If I could write a letter to my 20-something self back in the 80s, these are some of the things that I would say to myself to encourage me to keep hanging in there:

  1. You will fall in love with your husband hundreds of times over the next 34 years.
  2. When you see him standing in the cotton field after a hail storm just wiped out all of his hard work, you will fall in love with him.
  3. When you experience him as the greatest Lamaze coach that got you through two births, you will fall in love with him.
  4. When you see him working from sun up to sun down to provide a great life for you and your children, you will fall in love with him.
  5. When you have a bad day at work and come home to his words of encouragement, you will fall in love with him.
  6. When you see the pride in his eyes as he watches his children play sports or get an award at school, you will fall in love with him.
  7. When you see him teaching his children how to fix a flat on their car, you will fall in love with him.
  8. When you see him with tears in his eyes as he says good-bye to his kids going to college, you will fall in love with him.
  9. When you see him show kindness to a neighbor, you will fall in love with him.
  10. When you see him taking care of his mom who is dying of cancer, you will fall in love with him.
  11. When you dance at your son’s wedding, you will fall in love with him.
  12. When you see him hold your first grandchild and watch as tears run down his cheek, you will fall in love with him.
  13. When you have surgery and he is there for you through every moment of recovery, you will fall in love with him.
  14. When you see him deliver a baby calf and see the kindness he shows to the momma, you will fall in love with him.
  15. When you watch him treat your parents with respect, you will fall in love with him.
  16. When you watch him have a tea party or wear a tiara for his grand daughter, you will fall in love with him.
  17. When he reaches over and grabs your hand in the car, you will fall in love with him.
  18. When he gets up from the dinner table and starts loading the dishwasher without being asked, you will fall in love with him.
  19. When he suggests a date night, you will fall in love with him.
  20. When he texts you during the day, just out of the blue, to tell you he loves you, you will fall in love with him.

Yes, marriage is hard.
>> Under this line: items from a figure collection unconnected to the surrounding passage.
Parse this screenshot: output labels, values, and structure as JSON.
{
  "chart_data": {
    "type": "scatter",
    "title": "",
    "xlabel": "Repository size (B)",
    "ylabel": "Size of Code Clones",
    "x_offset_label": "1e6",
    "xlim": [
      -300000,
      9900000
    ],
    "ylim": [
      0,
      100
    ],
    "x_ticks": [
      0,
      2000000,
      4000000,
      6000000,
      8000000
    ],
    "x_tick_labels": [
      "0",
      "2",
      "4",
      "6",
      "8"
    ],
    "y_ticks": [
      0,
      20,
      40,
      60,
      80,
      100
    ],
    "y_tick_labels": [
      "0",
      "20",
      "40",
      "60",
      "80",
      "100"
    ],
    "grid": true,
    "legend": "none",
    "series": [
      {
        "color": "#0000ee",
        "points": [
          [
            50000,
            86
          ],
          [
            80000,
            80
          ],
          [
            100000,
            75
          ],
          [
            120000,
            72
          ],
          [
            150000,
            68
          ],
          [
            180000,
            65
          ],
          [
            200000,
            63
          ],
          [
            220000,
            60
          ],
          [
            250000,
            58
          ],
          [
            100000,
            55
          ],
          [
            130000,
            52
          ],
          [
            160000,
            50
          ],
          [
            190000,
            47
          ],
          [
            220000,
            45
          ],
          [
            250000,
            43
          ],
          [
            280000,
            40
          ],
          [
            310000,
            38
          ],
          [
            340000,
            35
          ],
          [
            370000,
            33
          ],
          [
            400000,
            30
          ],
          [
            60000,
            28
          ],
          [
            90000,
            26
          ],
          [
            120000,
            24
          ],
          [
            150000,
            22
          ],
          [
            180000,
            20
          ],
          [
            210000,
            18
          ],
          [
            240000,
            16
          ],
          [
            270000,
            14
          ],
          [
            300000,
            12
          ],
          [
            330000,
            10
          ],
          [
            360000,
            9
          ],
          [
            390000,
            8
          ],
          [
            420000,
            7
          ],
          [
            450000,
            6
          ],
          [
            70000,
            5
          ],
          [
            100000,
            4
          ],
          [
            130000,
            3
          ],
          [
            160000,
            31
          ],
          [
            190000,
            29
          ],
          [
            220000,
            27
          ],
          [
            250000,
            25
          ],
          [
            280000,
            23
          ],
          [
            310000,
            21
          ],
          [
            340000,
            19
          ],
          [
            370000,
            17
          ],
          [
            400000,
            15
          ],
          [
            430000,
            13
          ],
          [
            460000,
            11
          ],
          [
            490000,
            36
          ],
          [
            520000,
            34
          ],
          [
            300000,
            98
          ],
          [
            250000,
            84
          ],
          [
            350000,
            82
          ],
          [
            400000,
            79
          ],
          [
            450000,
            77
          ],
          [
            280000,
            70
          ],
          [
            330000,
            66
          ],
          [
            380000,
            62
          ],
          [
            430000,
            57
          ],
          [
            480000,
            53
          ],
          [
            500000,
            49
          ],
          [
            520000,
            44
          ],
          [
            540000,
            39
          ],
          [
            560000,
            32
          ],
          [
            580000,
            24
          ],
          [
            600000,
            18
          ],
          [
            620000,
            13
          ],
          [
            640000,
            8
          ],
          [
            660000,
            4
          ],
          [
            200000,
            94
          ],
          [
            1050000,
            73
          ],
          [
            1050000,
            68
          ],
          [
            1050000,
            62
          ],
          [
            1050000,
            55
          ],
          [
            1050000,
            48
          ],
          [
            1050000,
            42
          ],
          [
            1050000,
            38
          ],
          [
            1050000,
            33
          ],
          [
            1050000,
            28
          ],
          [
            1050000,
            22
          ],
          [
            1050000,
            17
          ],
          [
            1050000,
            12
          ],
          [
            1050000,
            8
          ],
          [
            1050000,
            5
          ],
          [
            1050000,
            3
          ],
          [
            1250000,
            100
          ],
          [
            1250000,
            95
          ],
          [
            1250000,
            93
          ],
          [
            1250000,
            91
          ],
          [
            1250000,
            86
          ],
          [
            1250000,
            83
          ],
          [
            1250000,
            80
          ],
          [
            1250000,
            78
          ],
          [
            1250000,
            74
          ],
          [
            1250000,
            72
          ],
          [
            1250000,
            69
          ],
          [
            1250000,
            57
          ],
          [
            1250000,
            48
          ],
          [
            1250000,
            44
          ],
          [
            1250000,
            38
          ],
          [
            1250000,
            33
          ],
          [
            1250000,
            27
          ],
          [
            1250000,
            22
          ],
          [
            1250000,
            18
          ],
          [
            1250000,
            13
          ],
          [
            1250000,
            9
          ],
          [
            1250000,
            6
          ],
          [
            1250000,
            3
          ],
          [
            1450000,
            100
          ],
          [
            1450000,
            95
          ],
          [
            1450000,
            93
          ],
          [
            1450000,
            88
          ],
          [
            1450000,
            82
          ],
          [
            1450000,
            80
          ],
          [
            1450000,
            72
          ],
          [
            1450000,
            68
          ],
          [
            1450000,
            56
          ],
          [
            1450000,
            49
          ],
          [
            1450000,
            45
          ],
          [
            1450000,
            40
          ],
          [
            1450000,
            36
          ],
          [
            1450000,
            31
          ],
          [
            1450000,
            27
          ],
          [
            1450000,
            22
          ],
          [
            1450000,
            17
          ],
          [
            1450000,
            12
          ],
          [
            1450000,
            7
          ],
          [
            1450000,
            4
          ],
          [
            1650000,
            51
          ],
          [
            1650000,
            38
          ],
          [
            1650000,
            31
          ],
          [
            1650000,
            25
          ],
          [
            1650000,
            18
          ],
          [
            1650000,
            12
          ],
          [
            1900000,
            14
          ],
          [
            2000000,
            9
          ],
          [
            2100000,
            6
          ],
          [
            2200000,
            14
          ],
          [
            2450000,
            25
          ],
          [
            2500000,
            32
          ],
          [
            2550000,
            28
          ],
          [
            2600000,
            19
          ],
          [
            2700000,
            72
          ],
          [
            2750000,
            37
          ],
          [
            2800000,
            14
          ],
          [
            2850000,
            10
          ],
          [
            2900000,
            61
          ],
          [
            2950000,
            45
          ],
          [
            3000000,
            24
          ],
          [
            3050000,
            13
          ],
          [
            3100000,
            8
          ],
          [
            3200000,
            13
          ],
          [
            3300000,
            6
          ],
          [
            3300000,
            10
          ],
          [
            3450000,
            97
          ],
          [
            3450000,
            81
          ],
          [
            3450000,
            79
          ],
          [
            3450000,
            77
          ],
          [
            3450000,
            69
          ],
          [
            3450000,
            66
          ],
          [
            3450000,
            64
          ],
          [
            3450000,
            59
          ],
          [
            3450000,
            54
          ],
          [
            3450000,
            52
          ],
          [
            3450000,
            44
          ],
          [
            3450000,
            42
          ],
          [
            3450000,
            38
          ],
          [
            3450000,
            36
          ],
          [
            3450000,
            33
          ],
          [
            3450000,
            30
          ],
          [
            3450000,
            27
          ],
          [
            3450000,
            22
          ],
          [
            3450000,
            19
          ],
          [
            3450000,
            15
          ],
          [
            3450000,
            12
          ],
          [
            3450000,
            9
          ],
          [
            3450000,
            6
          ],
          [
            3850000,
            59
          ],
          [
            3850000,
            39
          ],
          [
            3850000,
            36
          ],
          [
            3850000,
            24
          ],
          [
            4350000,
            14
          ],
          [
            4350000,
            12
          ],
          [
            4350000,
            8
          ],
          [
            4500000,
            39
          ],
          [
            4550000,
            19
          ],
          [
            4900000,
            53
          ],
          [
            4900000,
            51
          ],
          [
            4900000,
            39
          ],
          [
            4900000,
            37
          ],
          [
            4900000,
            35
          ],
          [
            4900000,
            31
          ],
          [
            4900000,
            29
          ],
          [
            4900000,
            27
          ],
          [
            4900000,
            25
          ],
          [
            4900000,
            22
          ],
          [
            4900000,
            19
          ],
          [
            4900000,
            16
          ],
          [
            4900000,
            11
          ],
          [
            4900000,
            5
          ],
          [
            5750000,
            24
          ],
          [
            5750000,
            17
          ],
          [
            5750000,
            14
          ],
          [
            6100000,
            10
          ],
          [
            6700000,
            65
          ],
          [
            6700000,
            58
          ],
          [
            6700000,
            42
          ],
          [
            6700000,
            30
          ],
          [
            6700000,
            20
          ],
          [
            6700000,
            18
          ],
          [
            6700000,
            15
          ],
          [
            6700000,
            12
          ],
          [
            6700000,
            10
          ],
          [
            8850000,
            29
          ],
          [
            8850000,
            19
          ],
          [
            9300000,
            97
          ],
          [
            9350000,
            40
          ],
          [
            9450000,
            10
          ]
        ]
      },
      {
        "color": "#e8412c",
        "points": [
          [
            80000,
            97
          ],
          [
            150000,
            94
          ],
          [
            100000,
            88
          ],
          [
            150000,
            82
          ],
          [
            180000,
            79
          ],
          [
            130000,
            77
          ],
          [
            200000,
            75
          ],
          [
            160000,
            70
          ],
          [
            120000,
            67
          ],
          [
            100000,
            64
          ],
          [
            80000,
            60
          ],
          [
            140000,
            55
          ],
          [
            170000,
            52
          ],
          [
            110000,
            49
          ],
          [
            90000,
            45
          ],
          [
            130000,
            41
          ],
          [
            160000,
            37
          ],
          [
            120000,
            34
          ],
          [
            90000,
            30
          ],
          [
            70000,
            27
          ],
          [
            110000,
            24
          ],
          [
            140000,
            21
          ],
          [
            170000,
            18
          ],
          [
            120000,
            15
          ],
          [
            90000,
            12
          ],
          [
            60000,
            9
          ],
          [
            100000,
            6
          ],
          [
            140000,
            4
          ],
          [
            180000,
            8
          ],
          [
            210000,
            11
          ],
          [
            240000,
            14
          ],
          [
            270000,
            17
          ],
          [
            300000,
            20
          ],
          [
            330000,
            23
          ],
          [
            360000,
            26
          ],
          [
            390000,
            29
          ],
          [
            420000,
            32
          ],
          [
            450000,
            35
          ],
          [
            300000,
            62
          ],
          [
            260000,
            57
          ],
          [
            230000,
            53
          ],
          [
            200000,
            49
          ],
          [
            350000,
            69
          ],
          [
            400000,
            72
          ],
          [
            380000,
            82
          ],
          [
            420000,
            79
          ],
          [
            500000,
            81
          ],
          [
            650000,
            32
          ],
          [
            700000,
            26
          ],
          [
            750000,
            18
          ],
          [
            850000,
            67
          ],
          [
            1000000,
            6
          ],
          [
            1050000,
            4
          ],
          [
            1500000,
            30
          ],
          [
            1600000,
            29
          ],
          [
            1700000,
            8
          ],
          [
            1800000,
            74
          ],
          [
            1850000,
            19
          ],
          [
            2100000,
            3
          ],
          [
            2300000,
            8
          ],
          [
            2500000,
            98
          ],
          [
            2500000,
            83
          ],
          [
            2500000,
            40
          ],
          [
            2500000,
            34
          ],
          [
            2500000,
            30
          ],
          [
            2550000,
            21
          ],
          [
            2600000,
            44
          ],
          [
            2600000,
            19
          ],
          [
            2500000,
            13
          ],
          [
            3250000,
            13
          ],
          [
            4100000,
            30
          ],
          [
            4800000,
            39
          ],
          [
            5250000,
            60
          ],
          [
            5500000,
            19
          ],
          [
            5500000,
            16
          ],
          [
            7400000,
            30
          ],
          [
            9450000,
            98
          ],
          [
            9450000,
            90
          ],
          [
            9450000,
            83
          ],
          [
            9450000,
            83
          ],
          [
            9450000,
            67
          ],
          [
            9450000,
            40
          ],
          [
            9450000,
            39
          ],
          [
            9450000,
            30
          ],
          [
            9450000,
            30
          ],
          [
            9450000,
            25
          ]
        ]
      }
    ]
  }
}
Marriage takes lots of work. However, it is worth it if you will hang in there, be patient with each other and commit your life to God.  Look for moments where you can fall in love over and over and over again. IT WILL BE WORTH IT!

 

My husband of 34 years

 

Be Blessed, 

6 thoughts on “Falling in love..over…and over..and over again

  1. I loved reading this. It made me think of ALL the reason I adore my husband. There have been tough times but we loved each other through them all. Giving up has become to easy of a thing to do nowadays. Perseverance is not easy but it’s worth it!!!

  2. Vicki,

    I just started reading your blogs and I want to say that each one I’ve read has touched my heart so thank you for sharing.

  3. Love this post…I stole parts of it. Great reminder to find something good in everyday of marriage. Thank you.